Nonfarm payroll employment rose by 244,000 in April, but the unemployment rate nevertheless edged up two-tenths of a percentage point to 9.0 percent.
The Bureau of Labor Statistics reported that job gains occurred in several service-providing industries, along with manufacturing and mining. Accounting and bookkeeping service jobs increased 3,400.
The job gains were higher than expected, even though employment in both state and local government continued to trend down, with April losses concentrated in the non-educational components. Elsewhere in the service-providing sector, employment in information, financial activities, and transportation and warehousing changed little in April.
The number of unemployed persons, at 13.7 million, changed little in April, the BLS noted. The unemployment rate edged up from 8.8 to 9.0 percent over the month, but was 0.8 percentage point lower than in November. The labor force also was little changed in April.
“Today’s report brings encouraging news that our economic recovery continues to take hold, with the strongest private-sector job growth in years during April,” said House Ways and Means Committee ranking member Sander Levin, D-Mich. “The manufacturing sector has played a significant role, adding 141,000 jobs so far this year.”
The number of people unemployed for less than five weeks increased by 242,000 in April, according to the BLS. The number of long-term unemployed (those jobless for 27 weeks and over) declined by 283,000 to 5.8 million; their share of unemployment declined to 43.4 percent.

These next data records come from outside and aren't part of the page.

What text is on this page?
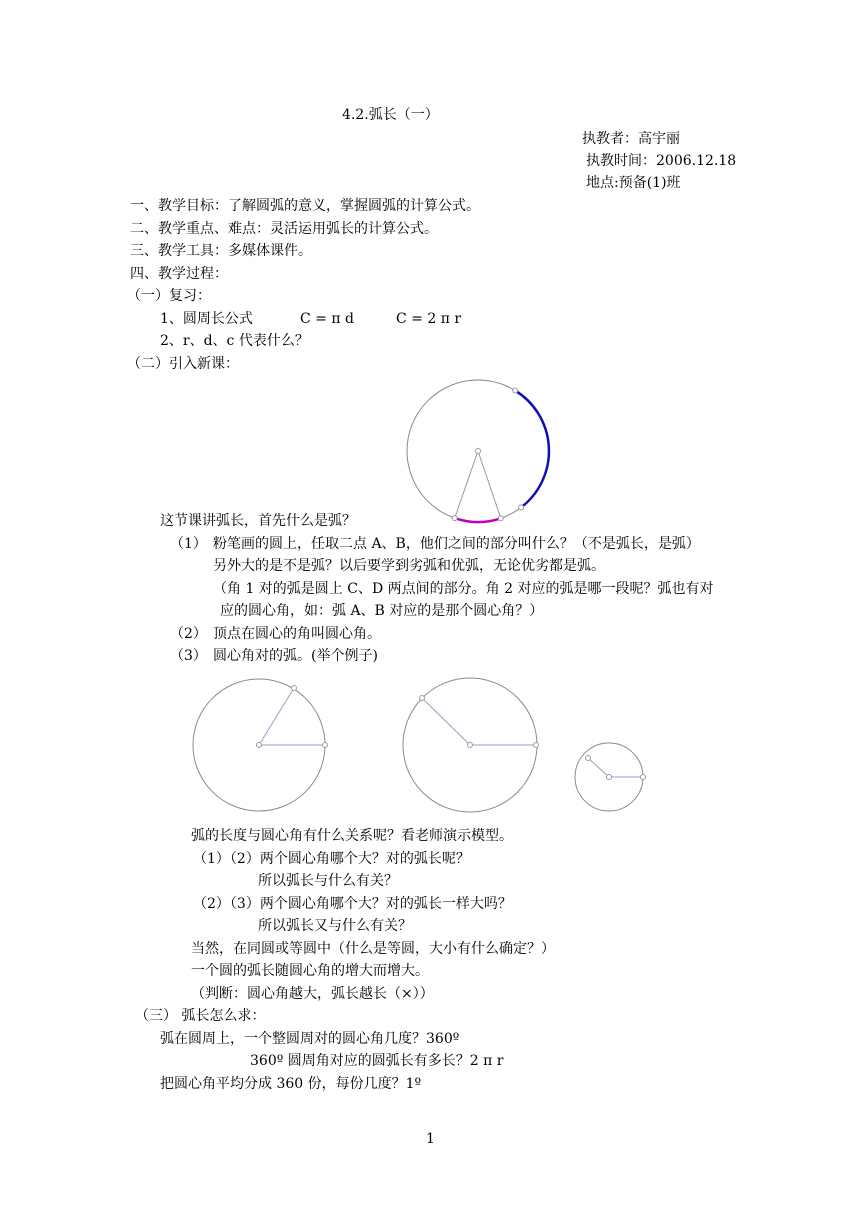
4.2.弧长（一）
执教者：高宇丽
执教时间：2006.12.18
地点:预备(1)班
一、教学目标：了解圆弧的意义，掌握圆弧的计算公式。
二、教学重点、难点：灵活运用弧长的计算公式。
三、教学工具：多媒体课件。
四、教学过程：
（一）复习：
1、圆周长公式	C = π d	C = 2 π r
2、r、d、c 代表什么？
（二）引入新课：
这节课讲弧长，首先什么是弧？
（1） 粉笔画的圆上，任取二点 A、B，他们之间的部分叫什么？（不是弧长，是弧）
另外大的是不是弧？以后要学到劣弧和优弧，无论优劣都是弧。
（角 1 对的弧是圆上 C、D 两点间的部分。角 2 对应的弧是哪一段呢？弧也有对
应的圆心角，如：弧 A、B 对应的是那个圆心角？）
（2） 顶点在圆心的角叫圆心角。
（3） 圆心角对的弧。(举个例子)
弧的长度与圆心角有什么关系呢？看老师演示模型。
（1）（2）两个圆心角哪个大？对的弧长呢？
所以弧长与什么有关？
（2）（3）两个圆心角哪个大？对的弧长一样大吗？
所以弧长又与什么有关？
当然，在同圆或等圆中（什么是等圆，大小有什么确定？）
一个圆的弧长随圆心角的增大而增大。
（判断：圆心角越大，弧长越长（×））
（三） 弧长怎么求：
弧在圆周上，一个整圆周对的圆心角几度？360º
360º 圆周角对应的圆弧长有多长？2 π r
把圆心角平均分成 360 份，每份几度？1º
1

“While today's jobs numbers are a recognition that we are moving in the right direction, further progress requires us to focus on three specific goals — getting spending under control, eliminating the burdens the Tax Code imposes on families and employers, and enacting our long-pending trade agreements so American workers and businesses can better sell goods and services in the global economy,” said House Ways and Means Committee Chairman Dave Camp, R-Mich. “The upcoming debt limit vote provides Washington with an opportunity to agree to real, significant spending cuts — including reforming our entitlement programs — that will show the American people we are serious about getting the country back on track.”